On Sept. 29, 2005, four writers sat in a café in downtown Victoria, wondering if anyone would come to the Tongues of Fire spoken word night they had organized for National Liberate Your Voice Day. This Tuesday, 10 years later to the day, Tongues of Fire (ToF) is now a regular series celebrating its 10th anniversary as ground zero for spoken word poetry in Victoria.

Spoken word poetry, a flexible art form which includes a wide variety of written-for-performance writing, has been gaining attention in recent years. However, when Tongues of Fire began in 2005, there was a spoken-word shaped hole in Victoria.

“There wasn’t really any kind of spoken word community,” ToF co-founder Steven J. Thompson recalls. “There was actually this kind of a vacuum there.” At the first show, Thompson and the other organizers had no idea who would show up, but he describes it as an “‘if you build it they will come’ kind of moment” as people started “flooding in the doors,” and the group decided to keep organizing events for as long as people would come to them.

Tongues of Fire has been going strong ever since, and has integrated itself into Victoria’s artistic community. Thompson proudly notes that many poets from the scene have gone on to establish themselves as writers and performers, and even one as a city councillor. “Either we’ve sold out, or we’ve taken over the political system,” he jokes.

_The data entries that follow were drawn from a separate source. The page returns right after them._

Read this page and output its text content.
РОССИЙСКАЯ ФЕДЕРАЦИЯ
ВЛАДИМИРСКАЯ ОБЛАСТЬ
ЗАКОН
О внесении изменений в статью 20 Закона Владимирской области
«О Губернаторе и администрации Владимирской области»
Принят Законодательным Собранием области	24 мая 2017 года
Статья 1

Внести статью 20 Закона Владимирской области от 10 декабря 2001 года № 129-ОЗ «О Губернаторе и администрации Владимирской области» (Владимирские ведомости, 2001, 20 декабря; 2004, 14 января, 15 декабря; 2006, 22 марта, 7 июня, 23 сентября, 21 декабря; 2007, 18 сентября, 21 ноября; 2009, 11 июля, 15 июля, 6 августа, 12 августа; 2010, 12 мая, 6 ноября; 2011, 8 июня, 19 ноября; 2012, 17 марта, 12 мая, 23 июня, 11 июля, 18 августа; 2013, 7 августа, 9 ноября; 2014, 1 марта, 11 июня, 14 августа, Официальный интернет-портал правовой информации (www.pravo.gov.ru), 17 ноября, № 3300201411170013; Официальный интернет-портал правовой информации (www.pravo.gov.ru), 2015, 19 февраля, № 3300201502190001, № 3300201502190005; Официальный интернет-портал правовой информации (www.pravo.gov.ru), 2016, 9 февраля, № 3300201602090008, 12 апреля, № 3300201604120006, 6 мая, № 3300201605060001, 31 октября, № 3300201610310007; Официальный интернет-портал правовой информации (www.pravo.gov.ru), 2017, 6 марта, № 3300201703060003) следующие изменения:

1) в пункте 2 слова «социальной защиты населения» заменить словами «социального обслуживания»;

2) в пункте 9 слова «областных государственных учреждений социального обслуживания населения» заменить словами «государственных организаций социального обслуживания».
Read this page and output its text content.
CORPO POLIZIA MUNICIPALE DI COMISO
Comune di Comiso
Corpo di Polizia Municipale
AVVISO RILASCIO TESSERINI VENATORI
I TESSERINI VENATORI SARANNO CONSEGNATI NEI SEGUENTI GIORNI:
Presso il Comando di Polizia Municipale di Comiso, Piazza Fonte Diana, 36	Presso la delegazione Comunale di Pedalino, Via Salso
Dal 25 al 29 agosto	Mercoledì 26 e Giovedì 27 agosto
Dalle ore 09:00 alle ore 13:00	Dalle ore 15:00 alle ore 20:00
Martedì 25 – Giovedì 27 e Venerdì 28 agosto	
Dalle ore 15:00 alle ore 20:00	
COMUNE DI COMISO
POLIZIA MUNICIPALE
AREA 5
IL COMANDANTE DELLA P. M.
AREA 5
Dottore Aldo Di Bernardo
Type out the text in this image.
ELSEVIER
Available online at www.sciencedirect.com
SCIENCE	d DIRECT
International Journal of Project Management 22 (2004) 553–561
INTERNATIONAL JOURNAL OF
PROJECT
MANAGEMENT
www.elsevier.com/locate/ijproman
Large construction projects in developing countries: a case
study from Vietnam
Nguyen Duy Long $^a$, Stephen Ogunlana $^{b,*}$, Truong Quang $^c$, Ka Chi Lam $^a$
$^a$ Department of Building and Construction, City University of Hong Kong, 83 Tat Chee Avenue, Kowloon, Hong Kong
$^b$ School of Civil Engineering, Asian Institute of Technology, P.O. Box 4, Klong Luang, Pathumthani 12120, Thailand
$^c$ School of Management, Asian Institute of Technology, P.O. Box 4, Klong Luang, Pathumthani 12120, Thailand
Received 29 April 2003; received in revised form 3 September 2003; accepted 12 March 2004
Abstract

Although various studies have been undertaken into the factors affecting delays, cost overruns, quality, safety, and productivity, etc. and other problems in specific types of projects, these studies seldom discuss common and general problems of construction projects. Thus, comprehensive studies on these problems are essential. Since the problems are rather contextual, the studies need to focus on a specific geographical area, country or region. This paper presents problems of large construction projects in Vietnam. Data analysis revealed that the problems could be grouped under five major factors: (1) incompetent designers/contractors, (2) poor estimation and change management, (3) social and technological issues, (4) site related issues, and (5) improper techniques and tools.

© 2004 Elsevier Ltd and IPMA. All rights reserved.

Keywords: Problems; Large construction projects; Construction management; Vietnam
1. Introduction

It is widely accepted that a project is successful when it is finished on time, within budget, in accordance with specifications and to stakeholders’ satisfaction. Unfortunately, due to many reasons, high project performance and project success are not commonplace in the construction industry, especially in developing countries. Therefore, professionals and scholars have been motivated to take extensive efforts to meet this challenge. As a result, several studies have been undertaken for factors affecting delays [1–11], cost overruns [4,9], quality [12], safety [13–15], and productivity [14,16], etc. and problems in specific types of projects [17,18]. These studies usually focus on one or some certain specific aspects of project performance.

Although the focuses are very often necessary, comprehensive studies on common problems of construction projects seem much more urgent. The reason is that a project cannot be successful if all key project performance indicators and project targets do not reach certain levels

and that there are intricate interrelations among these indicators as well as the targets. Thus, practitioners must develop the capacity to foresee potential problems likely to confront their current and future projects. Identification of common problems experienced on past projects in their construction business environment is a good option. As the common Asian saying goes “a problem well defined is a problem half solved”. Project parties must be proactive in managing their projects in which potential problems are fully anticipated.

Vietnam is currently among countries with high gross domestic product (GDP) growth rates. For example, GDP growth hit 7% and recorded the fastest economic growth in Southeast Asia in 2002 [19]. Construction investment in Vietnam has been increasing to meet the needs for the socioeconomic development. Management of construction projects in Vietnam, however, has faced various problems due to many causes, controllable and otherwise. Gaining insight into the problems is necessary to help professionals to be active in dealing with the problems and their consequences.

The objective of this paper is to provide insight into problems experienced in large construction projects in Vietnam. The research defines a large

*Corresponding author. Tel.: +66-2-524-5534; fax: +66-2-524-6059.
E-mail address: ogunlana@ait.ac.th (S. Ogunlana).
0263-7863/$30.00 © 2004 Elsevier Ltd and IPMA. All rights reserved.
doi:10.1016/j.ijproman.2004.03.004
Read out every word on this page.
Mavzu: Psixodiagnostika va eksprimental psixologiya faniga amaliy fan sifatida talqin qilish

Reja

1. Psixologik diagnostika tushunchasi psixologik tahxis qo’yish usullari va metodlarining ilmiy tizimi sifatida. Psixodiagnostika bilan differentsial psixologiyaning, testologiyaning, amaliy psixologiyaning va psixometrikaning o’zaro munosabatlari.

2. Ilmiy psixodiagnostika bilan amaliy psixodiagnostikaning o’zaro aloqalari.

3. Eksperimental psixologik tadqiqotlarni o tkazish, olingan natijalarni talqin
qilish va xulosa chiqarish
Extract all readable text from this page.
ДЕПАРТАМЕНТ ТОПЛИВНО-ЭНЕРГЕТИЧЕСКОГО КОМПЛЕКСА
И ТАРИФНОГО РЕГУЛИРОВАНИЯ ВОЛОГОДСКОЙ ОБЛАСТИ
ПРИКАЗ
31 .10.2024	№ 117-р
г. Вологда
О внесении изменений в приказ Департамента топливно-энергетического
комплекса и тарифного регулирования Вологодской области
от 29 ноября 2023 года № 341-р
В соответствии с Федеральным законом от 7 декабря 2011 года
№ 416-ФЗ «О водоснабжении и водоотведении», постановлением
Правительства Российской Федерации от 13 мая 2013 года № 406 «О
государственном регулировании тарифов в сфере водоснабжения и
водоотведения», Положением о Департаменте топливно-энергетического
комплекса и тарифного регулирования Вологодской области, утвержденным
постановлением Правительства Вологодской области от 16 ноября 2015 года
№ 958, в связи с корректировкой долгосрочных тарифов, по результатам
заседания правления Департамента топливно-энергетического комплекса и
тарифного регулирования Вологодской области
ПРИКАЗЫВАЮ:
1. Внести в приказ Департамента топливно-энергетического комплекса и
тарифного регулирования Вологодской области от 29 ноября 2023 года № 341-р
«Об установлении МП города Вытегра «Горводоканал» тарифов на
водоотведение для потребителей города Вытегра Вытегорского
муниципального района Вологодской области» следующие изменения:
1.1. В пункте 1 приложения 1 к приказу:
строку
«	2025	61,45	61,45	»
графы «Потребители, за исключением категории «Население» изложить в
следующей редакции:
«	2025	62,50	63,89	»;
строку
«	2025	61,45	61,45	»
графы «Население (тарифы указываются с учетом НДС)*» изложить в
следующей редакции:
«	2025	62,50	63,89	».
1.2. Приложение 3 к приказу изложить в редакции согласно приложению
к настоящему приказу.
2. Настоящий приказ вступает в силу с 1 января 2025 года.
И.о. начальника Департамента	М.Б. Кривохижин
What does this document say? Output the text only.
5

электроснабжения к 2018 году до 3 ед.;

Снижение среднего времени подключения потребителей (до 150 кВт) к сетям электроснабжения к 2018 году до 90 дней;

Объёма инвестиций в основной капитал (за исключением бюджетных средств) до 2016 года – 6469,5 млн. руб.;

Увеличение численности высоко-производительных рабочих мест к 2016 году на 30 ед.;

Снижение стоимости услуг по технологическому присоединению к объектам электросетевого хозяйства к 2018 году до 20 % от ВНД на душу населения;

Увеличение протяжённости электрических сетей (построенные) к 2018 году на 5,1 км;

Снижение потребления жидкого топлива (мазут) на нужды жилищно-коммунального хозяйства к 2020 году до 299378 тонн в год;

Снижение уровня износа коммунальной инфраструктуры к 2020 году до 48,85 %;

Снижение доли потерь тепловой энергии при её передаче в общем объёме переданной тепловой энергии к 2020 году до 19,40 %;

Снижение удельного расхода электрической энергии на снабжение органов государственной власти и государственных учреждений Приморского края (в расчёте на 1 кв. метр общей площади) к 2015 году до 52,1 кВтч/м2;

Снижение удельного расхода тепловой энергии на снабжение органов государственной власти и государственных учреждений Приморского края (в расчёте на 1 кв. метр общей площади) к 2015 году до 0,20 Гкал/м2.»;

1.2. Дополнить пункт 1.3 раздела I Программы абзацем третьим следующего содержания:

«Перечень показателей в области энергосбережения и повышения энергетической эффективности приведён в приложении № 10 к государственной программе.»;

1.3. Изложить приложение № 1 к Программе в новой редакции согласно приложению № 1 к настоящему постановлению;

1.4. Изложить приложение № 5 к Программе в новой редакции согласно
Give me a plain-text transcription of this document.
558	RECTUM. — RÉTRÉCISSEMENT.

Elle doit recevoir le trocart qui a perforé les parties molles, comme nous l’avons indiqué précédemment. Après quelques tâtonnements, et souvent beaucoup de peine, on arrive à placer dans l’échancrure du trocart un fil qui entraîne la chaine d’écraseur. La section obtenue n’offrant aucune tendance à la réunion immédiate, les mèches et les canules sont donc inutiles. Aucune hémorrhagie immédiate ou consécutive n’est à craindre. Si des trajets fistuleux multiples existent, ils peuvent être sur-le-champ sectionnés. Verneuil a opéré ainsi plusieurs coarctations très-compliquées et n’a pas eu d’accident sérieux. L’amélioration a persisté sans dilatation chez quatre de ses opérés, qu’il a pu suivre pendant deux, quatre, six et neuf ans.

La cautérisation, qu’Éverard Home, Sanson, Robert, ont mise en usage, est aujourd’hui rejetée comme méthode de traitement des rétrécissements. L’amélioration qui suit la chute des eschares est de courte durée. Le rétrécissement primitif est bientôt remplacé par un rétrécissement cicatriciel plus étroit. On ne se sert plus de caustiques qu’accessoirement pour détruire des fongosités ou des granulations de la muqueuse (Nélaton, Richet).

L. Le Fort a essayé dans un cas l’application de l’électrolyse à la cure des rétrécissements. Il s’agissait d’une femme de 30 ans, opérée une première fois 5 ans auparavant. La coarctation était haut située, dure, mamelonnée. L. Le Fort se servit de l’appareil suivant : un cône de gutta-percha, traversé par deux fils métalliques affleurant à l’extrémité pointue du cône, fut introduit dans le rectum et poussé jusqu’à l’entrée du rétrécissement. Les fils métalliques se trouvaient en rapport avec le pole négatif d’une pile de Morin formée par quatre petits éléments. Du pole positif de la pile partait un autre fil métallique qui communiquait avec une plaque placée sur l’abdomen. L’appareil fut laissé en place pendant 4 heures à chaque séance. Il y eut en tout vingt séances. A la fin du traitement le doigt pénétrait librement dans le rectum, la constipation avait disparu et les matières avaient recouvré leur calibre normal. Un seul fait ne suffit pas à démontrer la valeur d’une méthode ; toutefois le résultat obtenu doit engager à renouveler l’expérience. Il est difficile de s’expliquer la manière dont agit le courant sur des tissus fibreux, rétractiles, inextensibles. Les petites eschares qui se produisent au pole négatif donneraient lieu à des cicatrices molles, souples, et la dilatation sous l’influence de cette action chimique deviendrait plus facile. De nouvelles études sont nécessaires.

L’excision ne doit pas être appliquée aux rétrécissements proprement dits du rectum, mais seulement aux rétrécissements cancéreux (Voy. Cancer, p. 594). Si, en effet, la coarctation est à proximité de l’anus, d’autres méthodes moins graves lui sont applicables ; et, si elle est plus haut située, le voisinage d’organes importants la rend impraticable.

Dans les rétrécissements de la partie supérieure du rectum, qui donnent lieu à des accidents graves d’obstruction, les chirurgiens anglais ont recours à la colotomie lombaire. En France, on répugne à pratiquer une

Running the second and fourth Thursdays each month out of the Solstice Café on Lower Pandora, Tongues of Fire shows typically comprise an open mic followed by a feature performance by a notable visiting or local poet. The ToF family has also grown over the years to spawn a regular season of poetry slams, as well as youth outreach programming and youth slams. The shows provide an opportunity for veteran and novice poets to mingle, enjoy poetry, and learn from one another.

According to Thompson, this sense of fostering new voices has been important to the ToF community from the beginning. “It’s been interesting to see the growth in people, as time goes by,” he says about watching a generation of young performers grow up in the ToF family. “I have seen people evolve from quiet and shy and not really knowing who they are, to being more confident.”

As Tongues of Fire has reached birthing age, many of these capable poets and organizers have grown into and out of the spoken word community and taken over leadership from Thompson and the rest of the founding gang. Still, Thompson has an opportunity to revisit the history of Tongues of Fire as the organizer for its 10th anniversary show. The event will feature celebrated poets Sheri-D Wilson, at whose workshop Thompson and the other founders met; and R.C. Weslowski, who played an important role in getting the first ToF season off the ground. The ceremonies will also include a showcase of old ToF memorabilia, recognition for treasured members of the ToF community, and a few surprises. For those who have been involved with Tongues of Fire over the years, this is a chance to celebrate a shared heritage. But even if you’ve never been to a spoken word show before, Thompson says, this is an opportunity to see “two of the best spoken word artists in Canada, at the top of their game, and that’s a great start.”

The Tongues of Fire 10th anniversary show is on Tuesday, Sept. 29, at the Ambrosia Centre at 638 Fisgard Street. Early-bird tickets are $15 online at eventbrite.ca, and door tickets will be $20 the night of. Regular Tongues of Fire shows, season poetry slams, or youth slams happen every Thursday at Solstice Café. 

Annie LePage is occasionally employed by Victoria Poetry Project, an umbrella organization that includes Tongues of Fire.